Ruh bilimcilere göre kişilik bireye özgü, onu diğer bireylerden ayırt eden davranışların bütünüdür. Yani ,sosyal bir varlık olan insan çevresiyle sürekli etkileşim halindedir. Bu etkileşimin sonucu kişi kendini olduğundan daha farklı gösterme, kişiliğine olandan farklı bir biçim verme eğilimine girer. Bundan dolayı kişilik kavramı bireyin diğer bireylerle kurduğu ilişkilerdeki tepkiyi gösterme biçimini de barındırmaktadır.

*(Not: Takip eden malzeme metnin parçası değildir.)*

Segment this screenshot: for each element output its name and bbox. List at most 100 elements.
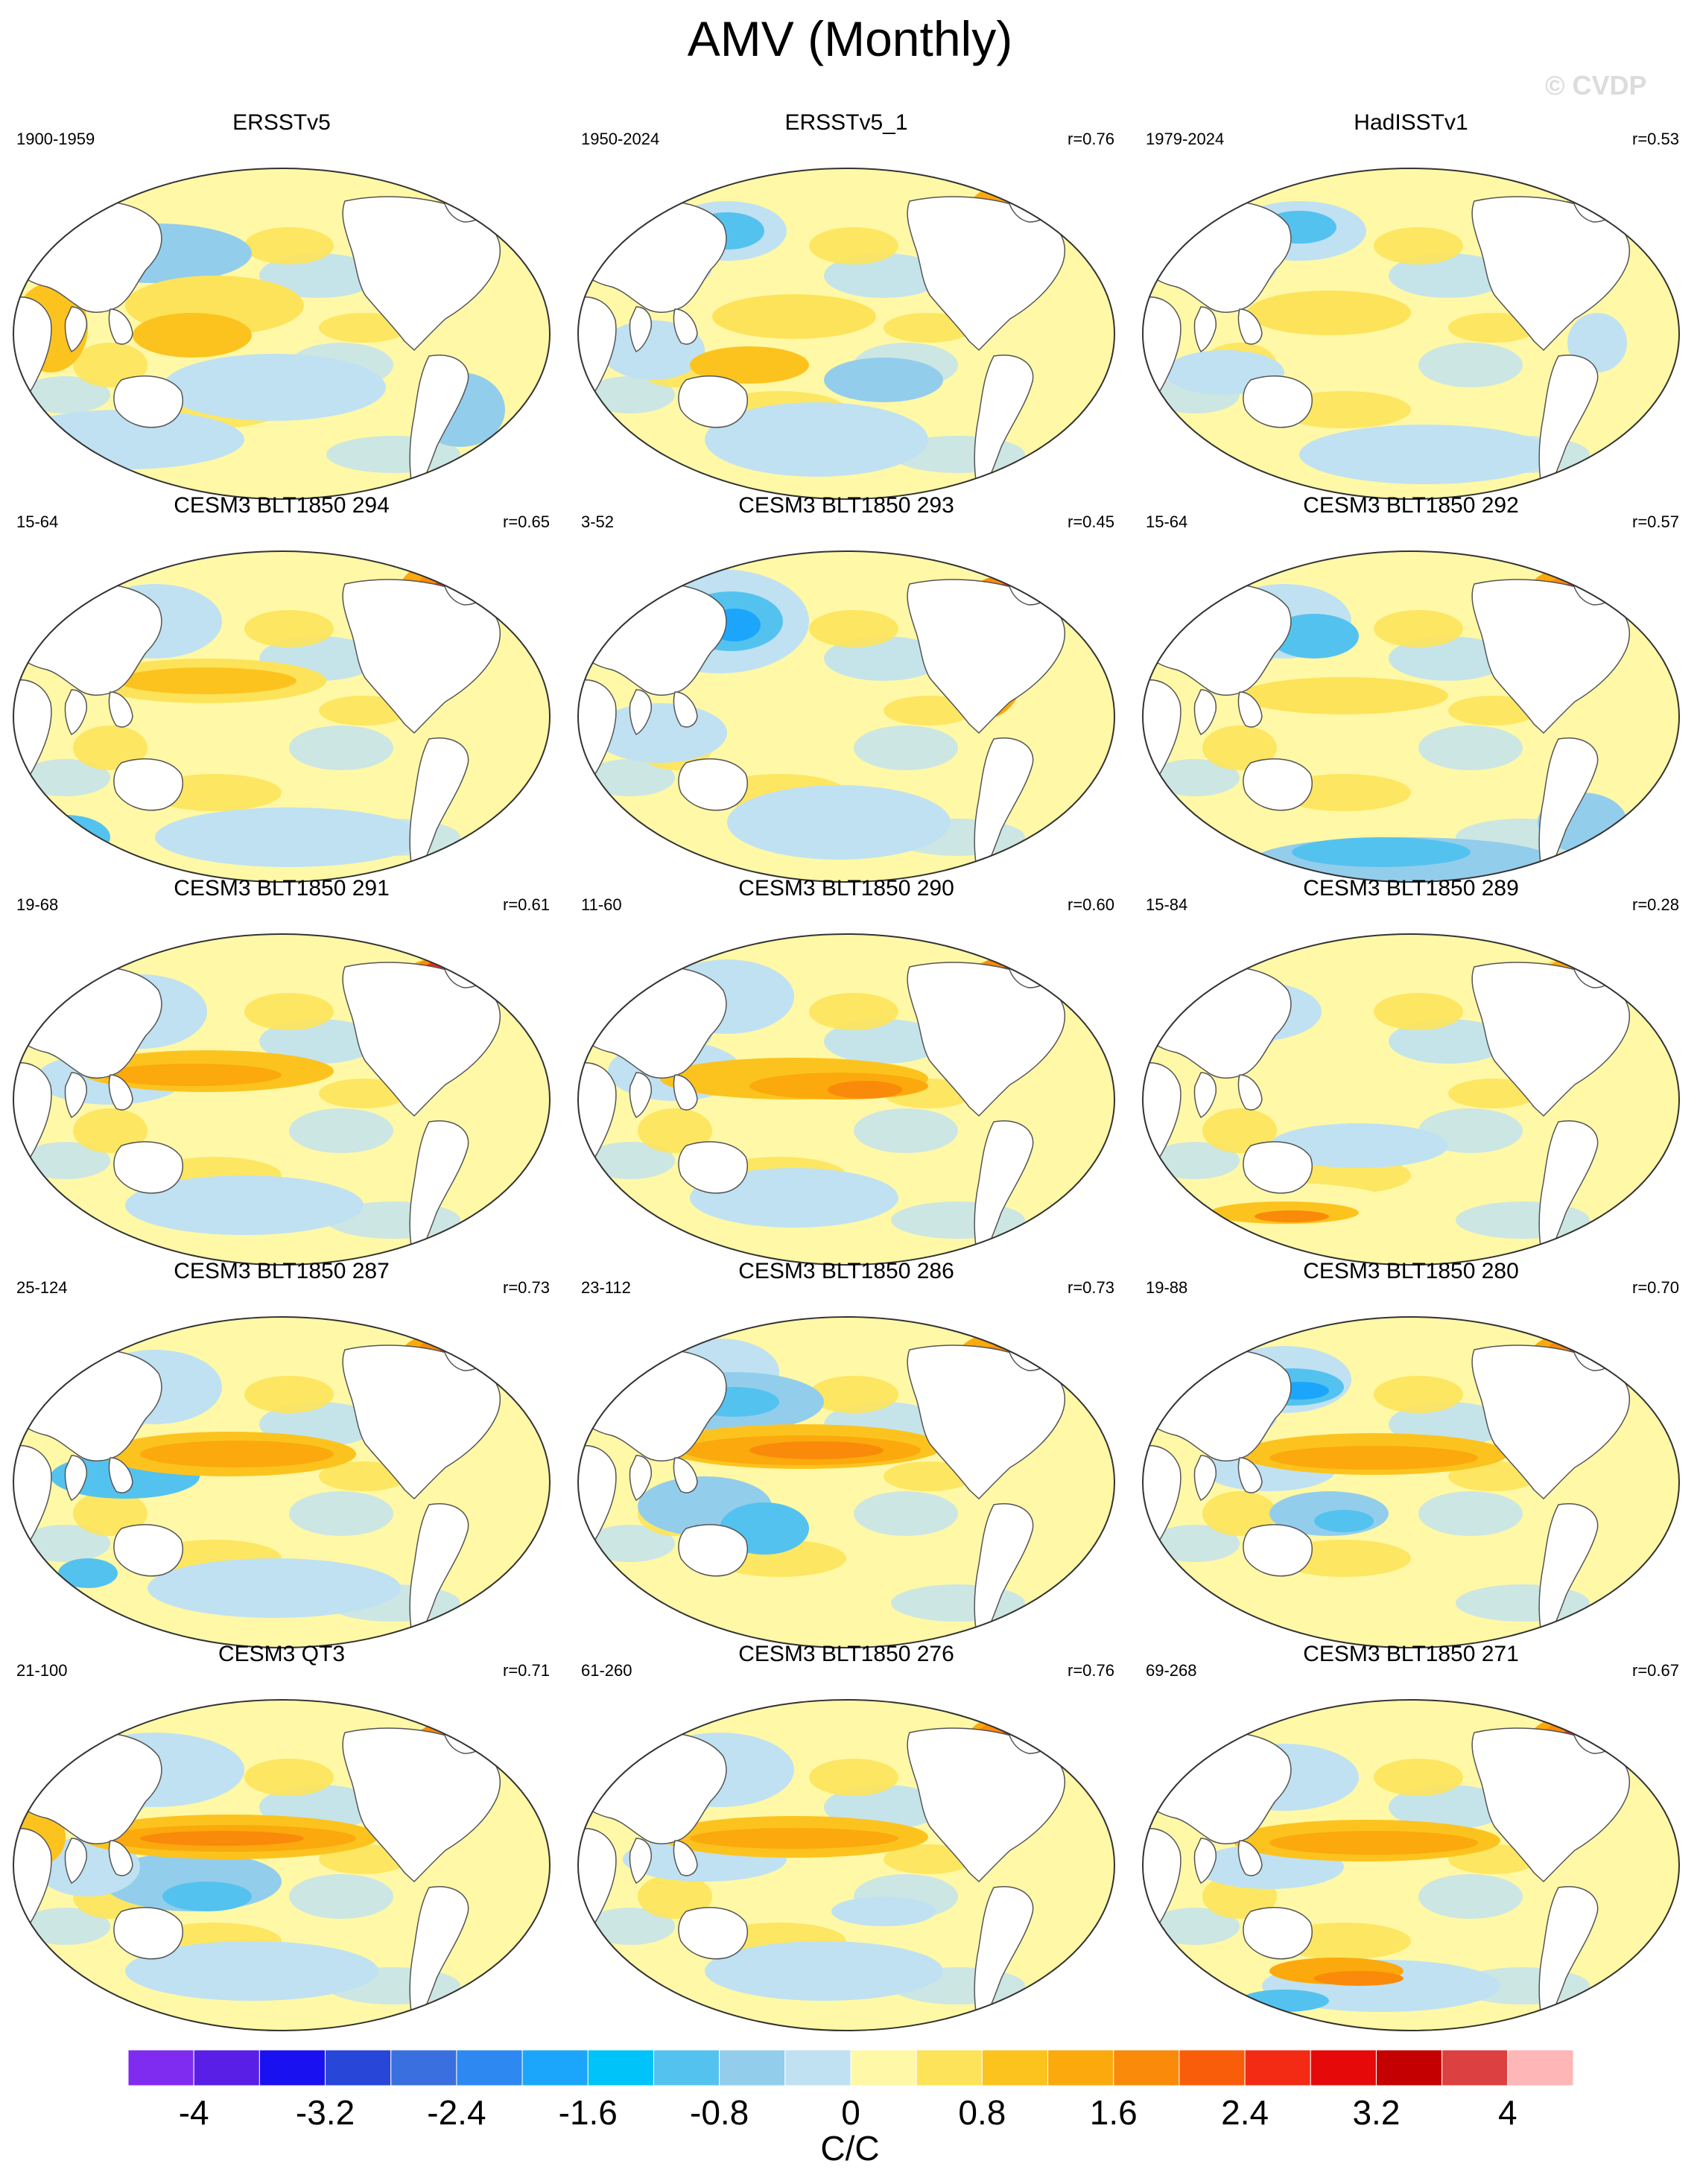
ocean-background: [578, 1317, 1114, 1648]
land-se-asia: [108, 1840, 133, 1876]
land-india: [629, 1072, 652, 1118]
anomaly-texture: [586, 1525, 675, 1562]
anomaly-texture: [1150, 1525, 1240, 1562]
land-australia: [113, 1907, 183, 1960]
panel-correlation: r=0.45: [1068, 512, 1114, 531]
panel-title: CESM3 BLT1850 293: [738, 493, 954, 518]
anomaly-patch: [727, 785, 951, 860]
anomaly-texture: [1418, 1874, 1523, 1919]
panel-title: CESM3 BLT1850 276: [738, 1642, 954, 1666]
sst-field: [1143, 1700, 1679, 2031]
panel-title: CESM3 BLT1850 286: [738, 1259, 954, 1283]
panel-title: CESM3 BLT1850 292: [1303, 493, 1519, 518]
sst-field: [578, 551, 1114, 882]
anomaly-texture: [1448, 313, 1538, 343]
land-india: [64, 1838, 87, 1884]
panel-years: 61-260: [581, 1661, 632, 1680]
colorbar-units-label: C/C: [820, 2129, 879, 2168]
colorbar-tick-label: 0: [841, 2093, 860, 2132]
panel-correlation: r=0.61: [503, 895, 550, 914]
anomaly-patch: [118, 667, 296, 694]
map-panel: HadISSTv1 1979-2024 r=0.53: [1135, 110, 1687, 527]
world-map: [1142, 550, 1680, 883]
land-se-asia: [1237, 1457, 1263, 1493]
anomaly-texture: [884, 313, 973, 343]
anomaly-texture: [21, 1908, 110, 1945]
anomaly-patch: [1269, 1123, 1448, 1168]
anomaly-texture: [809, 610, 898, 647]
land-india: [1193, 1455, 1217, 1501]
sst-field: [1143, 934, 1679, 1265]
panel-title: CESM3 BLT1850 289: [1303, 876, 1519, 901]
anomaly-texture: [21, 376, 110, 413]
anomaly-patch: [690, 1828, 898, 1849]
anomaly-patch: [125, 1941, 378, 2001]
world-map: [577, 1699, 1115, 2031]
land-se-asia: [673, 691, 698, 728]
sst-field: [1143, 168, 1679, 499]
panel-years: 15-84: [1146, 895, 1188, 914]
land-india: [1193, 1838, 1217, 1884]
anomaly-patch: [1292, 837, 1471, 867]
anomaly-patch: [1240, 1990, 1329, 2012]
anomaly-texture: [319, 1844, 408, 1874]
panel-correlation: r=0.71: [503, 1661, 550, 1680]
panel-title: ERSSTv5: [232, 110, 331, 135]
map-panel: CESM3 BLT1850 271 69-268 r=0.67: [1135, 1642, 1687, 2059]
colorbar-tick-label: -4: [179, 2093, 209, 2132]
map-panel: ERSSTv5_1 1950-2024 r=0.76: [571, 110, 1122, 527]
anomaly-texture: [586, 376, 675, 413]
anomaly-texture: [319, 1461, 408, 1491]
panel-title: CESM3 BLT1850 290: [738, 876, 954, 901]
anomaly-patch: [125, 1175, 364, 1235]
land-se-asia: [108, 1457, 133, 1493]
watermark: © CVDP: [1545, 70, 1647, 101]
anomaly-patch: [828, 1081, 902, 1099]
anomaly-patch: [690, 1168, 898, 1228]
anomaly-texture: [854, 726, 958, 770]
map-panel: CESM3 BLT1850 292 15-64 r=0.57: [1135, 493, 1687, 910]
panel-title: CESM3 BLT1850 287: [174, 1259, 390, 1283]
anomaly-texture: [809, 1759, 898, 1796]
anomaly-texture: [1448, 696, 1538, 726]
land-australia: [1243, 1141, 1313, 1194]
land-australia: [678, 1907, 748, 1960]
anomaly-texture: [319, 313, 408, 343]
panel-correlation: r=0.76: [1068, 130, 1114, 148]
colorbar-tick-label: 4: [1498, 2093, 1517, 2132]
panel-years: 23-112: [581, 1278, 631, 1297]
panel-correlation: r=0.76: [1068, 1661, 1114, 1680]
panel-title: CESM3 QT3: [218, 1642, 346, 1666]
anomaly-texture: [854, 1491, 958, 1536]
anomaly-patch: [705, 1941, 943, 2001]
map-border: [13, 1316, 551, 1648]
world-map: [13, 933, 551, 1266]
sst-field: [578, 1700, 1114, 2031]
anomaly-patch: [1240, 677, 1448, 714]
map-border: [577, 168, 1115, 500]
anomaly-texture: [244, 227, 334, 264]
anomaly-texture: [1150, 1908, 1240, 1945]
colorbar-tick-label: 0.8: [958, 2093, 1006, 2132]
map-panel: CESM3 BLT1850 290 11-60 r=0.60: [571, 876, 1122, 1293]
anomaly-patch: [1269, 1831, 1478, 1855]
map-border: [1142, 1699, 1680, 2031]
anomaly-patch: [155, 807, 423, 867]
anomaly-texture: [73, 343, 148, 387]
map-border: [577, 550, 1115, 883]
anomaly-texture: [1374, 227, 1463, 264]
panel-years: 15-64: [1146, 512, 1188, 531]
anomaly-texture: [289, 726, 393, 770]
panel-correlation: r=0.53: [1632, 130, 1679, 148]
panel-title: CESM3 BLT1850 280: [1303, 1259, 1519, 1283]
anomaly-texture: [1374, 610, 1463, 647]
colorbar-tick-label: -3.2: [296, 2093, 355, 2132]
land-india: [1193, 689, 1217, 735]
map-border: [13, 168, 551, 500]
panel-correlation: r=0.73: [1068, 1278, 1114, 1297]
anomaly-texture: [854, 1108, 958, 1153]
anomaly-texture: [1418, 1491, 1523, 1536]
anomaly-texture: [884, 696, 973, 726]
anomaly-patch: [140, 1441, 334, 1467]
map-panel: CESM3 BLT1850 276 61-260 r=0.76: [571, 1642, 1122, 2059]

KİŞİLİĞİN GELİŞİMİNDE ETKİLİ FAKTÖRLER
İlk olarak, kişiliğin oluşumunda etkili olan faktörlerden biyolojik faktörleri söyleyebiliriz. Kalıtsal özellikler ana rahminde oluşmaya başlar. Dış görünüş, zeka, huy, cinsiyet bunlardan yalnızca birkaçıdır.

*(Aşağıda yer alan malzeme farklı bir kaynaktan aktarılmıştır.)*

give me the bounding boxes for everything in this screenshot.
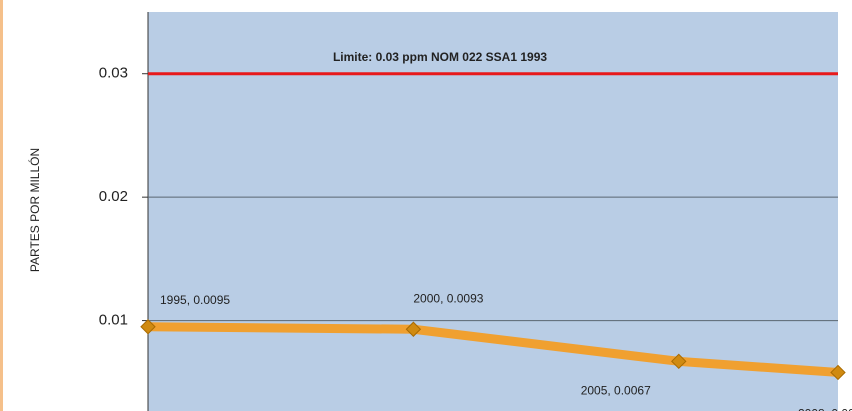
y-tick-label: 0.03 [99, 65, 128, 82]
point-marker [140, 319, 156, 335]
y-axis-label: PARTES POR MILLÓN [27, 148, 42, 272]
y-tick-label: 0.01 [99, 312, 128, 329]
data-label: 2005, 0.0067 [581, 384, 651, 398]
data-label: 1995, 0.0095 [160, 293, 230, 307]
series-line [147, 322, 839, 377]
left-edge [0, 0, 3, 411]
limit-label: Limite: 0.03 ppm NOM 022 SSA1 1993 [333, 50, 547, 64]
data-label: 2000, 0.0093 [413, 291, 483, 305]
point-marker [830, 364, 846, 381]
point-marker [671, 353, 687, 370]
point-marker [405, 321, 422, 337]
plot-area [148, 12, 838, 411]
y-tick-label: 0.02 [99, 188, 128, 205]
data-label: 2008, 0.0058 [798, 407, 852, 411]
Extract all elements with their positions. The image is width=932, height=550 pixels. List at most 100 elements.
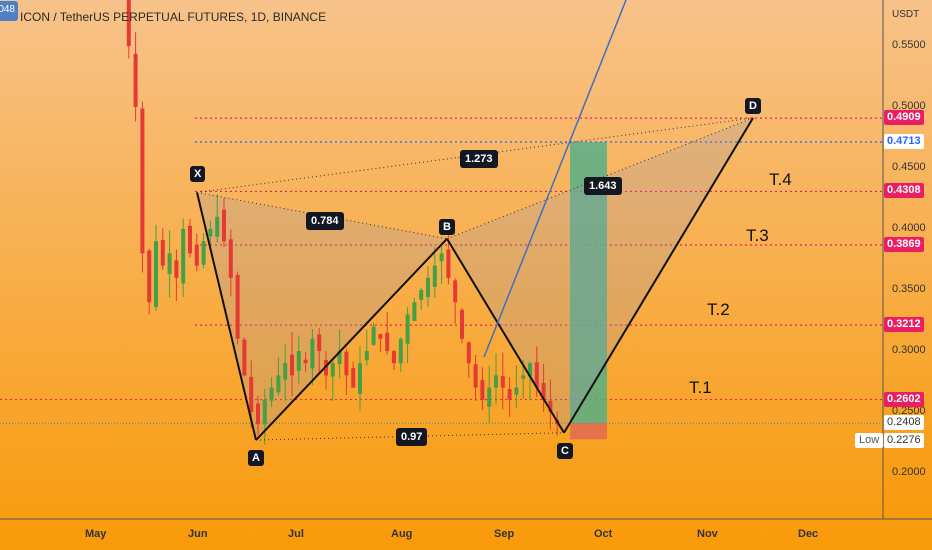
pattern-leg[interactable] xyxy=(196,192,257,441)
candle-body xyxy=(317,334,322,351)
candle-body xyxy=(269,387,274,401)
target-label: T.4 xyxy=(769,170,792,189)
candle-body xyxy=(494,375,498,388)
time-tick: Jun xyxy=(188,528,208,540)
candle-body xyxy=(147,250,152,303)
candle-body xyxy=(358,363,362,394)
candle-body xyxy=(344,351,349,376)
time-tick: Nov xyxy=(697,528,718,540)
pattern-point-c[interactable]: C xyxy=(557,443,573,459)
candle-body xyxy=(426,277,430,298)
candle-body xyxy=(160,240,165,266)
candle-body xyxy=(242,339,247,376)
candle-body xyxy=(541,383,546,400)
candle-body xyxy=(412,302,417,322)
price-tick: 0.2500 xyxy=(892,405,926,417)
candle-body xyxy=(126,0,131,46)
candle-body xyxy=(167,253,172,274)
time-tick: Dec xyxy=(798,528,819,540)
xab-triangle xyxy=(197,192,447,441)
level-price-tag[interactable]: 0.4909 xyxy=(884,110,924,126)
corner-badge-text: 048 xyxy=(0,4,15,15)
candle-body xyxy=(337,351,342,365)
candle-body xyxy=(419,290,424,300)
low-marker: Low xyxy=(855,433,884,448)
pattern-point-x[interactable]: X xyxy=(190,166,206,182)
candle-body xyxy=(392,351,396,364)
candle-body xyxy=(487,387,492,407)
low-price-tag: 0.2276 xyxy=(884,433,924,448)
pattern-leg[interactable] xyxy=(563,117,754,434)
price-tick: 0.2000 xyxy=(892,466,926,478)
time-tick: May xyxy=(85,528,107,540)
candle-body xyxy=(480,380,485,400)
bcd-triangle xyxy=(447,117,753,433)
candle-body xyxy=(351,368,356,388)
corner-badge[interactable]: 048 xyxy=(0,1,18,21)
candle-body xyxy=(290,354,294,376)
candle-body xyxy=(174,260,179,278)
time-tick: Aug xyxy=(391,528,413,540)
candle-body xyxy=(303,359,308,364)
candle-body xyxy=(310,338,315,369)
candle-body xyxy=(371,326,376,345)
candle-body xyxy=(194,244,199,266)
candle-body xyxy=(364,351,369,361)
candle-body xyxy=(378,334,383,339)
candle-body xyxy=(276,375,281,393)
pattern-point-d[interactable]: D xyxy=(745,98,761,114)
price-tick: 0.4000 xyxy=(892,222,926,234)
candle-body xyxy=(140,108,145,254)
candle-body xyxy=(405,314,410,344)
candle-body xyxy=(133,53,138,107)
candle-body xyxy=(215,216,220,237)
level-price-tag[interactable]: 0.4308 xyxy=(884,183,924,199)
candle-body xyxy=(460,309,464,339)
level-price-tag[interactable]: 0.3212 xyxy=(884,317,924,333)
candle-body xyxy=(201,241,206,265)
candle-body xyxy=(181,229,186,284)
candle-body xyxy=(548,400,553,412)
pattern-leg[interactable] xyxy=(446,238,565,434)
candle-body xyxy=(473,364,478,388)
candle-body xyxy=(528,363,532,377)
fib-ratio-label[interactable]: 1.643 xyxy=(584,177,622,195)
candle-body xyxy=(453,280,458,303)
price-tick: 0.5000 xyxy=(892,100,926,112)
level-price-tag[interactable]: 0.2408 xyxy=(884,415,924,431)
level-price-tag[interactable]: 0.4713 xyxy=(884,134,924,149)
price-tick: 0.4500 xyxy=(892,161,926,173)
fib-ratio-label[interactable]: 1.273 xyxy=(460,150,498,168)
candle-body xyxy=(432,265,437,287)
fib-ratio-label[interactable]: 0.97 xyxy=(396,428,428,446)
candle-body xyxy=(235,275,240,339)
pattern-leg[interactable] xyxy=(255,238,448,441)
candle-body xyxy=(507,389,512,400)
ratio-line xyxy=(255,432,565,441)
target-label: T.1 xyxy=(689,378,712,397)
candle-body xyxy=(262,399,267,425)
price-tick: 0.3000 xyxy=(892,344,926,356)
candle-body xyxy=(330,363,335,377)
candle-body xyxy=(446,249,451,278)
stop-zone[interactable] xyxy=(570,423,607,440)
candle-body xyxy=(283,363,288,380)
level-price-tag[interactable]: 0.2602 xyxy=(884,391,924,407)
level-price-tag[interactable]: 0.3869 xyxy=(884,236,924,252)
target-label: T.2 xyxy=(707,300,730,319)
candle-body xyxy=(256,403,260,425)
fib-ratio-label[interactable]: 0.784 xyxy=(306,212,344,230)
symbol-title[interactable]: ICON / TetherUS PERPETUAL FUTURES, 1D, B… xyxy=(20,10,327,24)
candle-body xyxy=(514,387,519,395)
candle-body xyxy=(500,376,505,388)
candle-body xyxy=(154,241,158,308)
pattern-point-a[interactable]: A xyxy=(248,450,264,466)
candle-body xyxy=(208,229,213,237)
pattern-point-b[interactable]: B xyxy=(439,219,455,235)
low-marker-label: Low xyxy=(859,434,880,446)
target-label: T.3 xyxy=(746,226,769,245)
projection-line[interactable] xyxy=(483,0,628,358)
candle-body xyxy=(534,362,539,388)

Sonrasında, aile ve çevresel faktörler: Bireyin içine ilk dahil olduğu grup olan aile, bireyin kişiliğinin oluşmasında büyük rol oynar. Anne ve baba rol model olarak alınmaya başlanır.

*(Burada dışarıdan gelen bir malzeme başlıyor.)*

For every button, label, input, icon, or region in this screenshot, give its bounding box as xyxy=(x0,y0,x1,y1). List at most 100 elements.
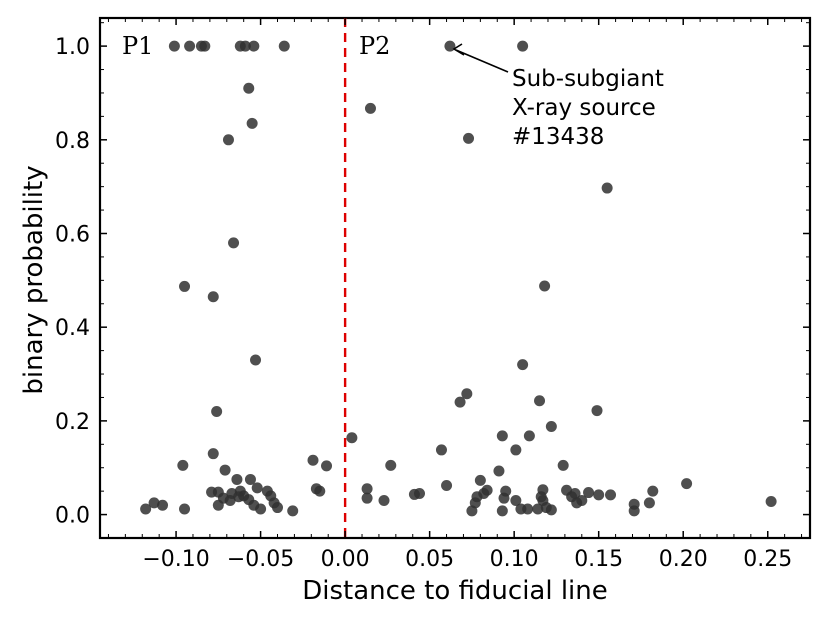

Daha sonra, Coğrafi faktörler: İklim koşulları insanın kişiliğinin gelişmesinde etkin rol oynar. Bunu bir örnekle açıklamak gerekirse: Soğuk iklim insanlarının mizaçları daha donuk ve sertken, sıcak iklimde yaşayan insanlar daha yumuşak mizaçlıdır.
Son olarak, birey içinde bulunduğu kültürel ve sosyal faktörler: Birey bu faktörlerden ister istemez etkilenir. Belli bir kültürel ve toplumsal yapı içinde yaşayan insan dışlanmamak için topluma ayak uydurma gereği hisseder.
Kişisel gelişimi etkileye faktörler arasında ilk etken olan dış görünüşün etkisinden söz etmiştik. Bireyin dış görünüşüne çevrenin verdiği tepki ve bu tepkinin bireye etkisi olumlu ya da olumsuz yönde seyredebilmektedir. Bu duruma verilen farklı tepkiler bireyin kişilik yapısını etkilemektedir. Bedende diğerlerine oranla daha çok gelişmiş sistemlere göre dört tip insandan söz edilir. Cerebral (kafa), Respiratoire (göğüs), Musculaire (karın), Digestive (kas). Bu ayrımların yanı sıra Davenport, insanları bedensel yapılarına göre ”Slender”, ”Medium”, ”Fleshy” olarak ayırmıştır.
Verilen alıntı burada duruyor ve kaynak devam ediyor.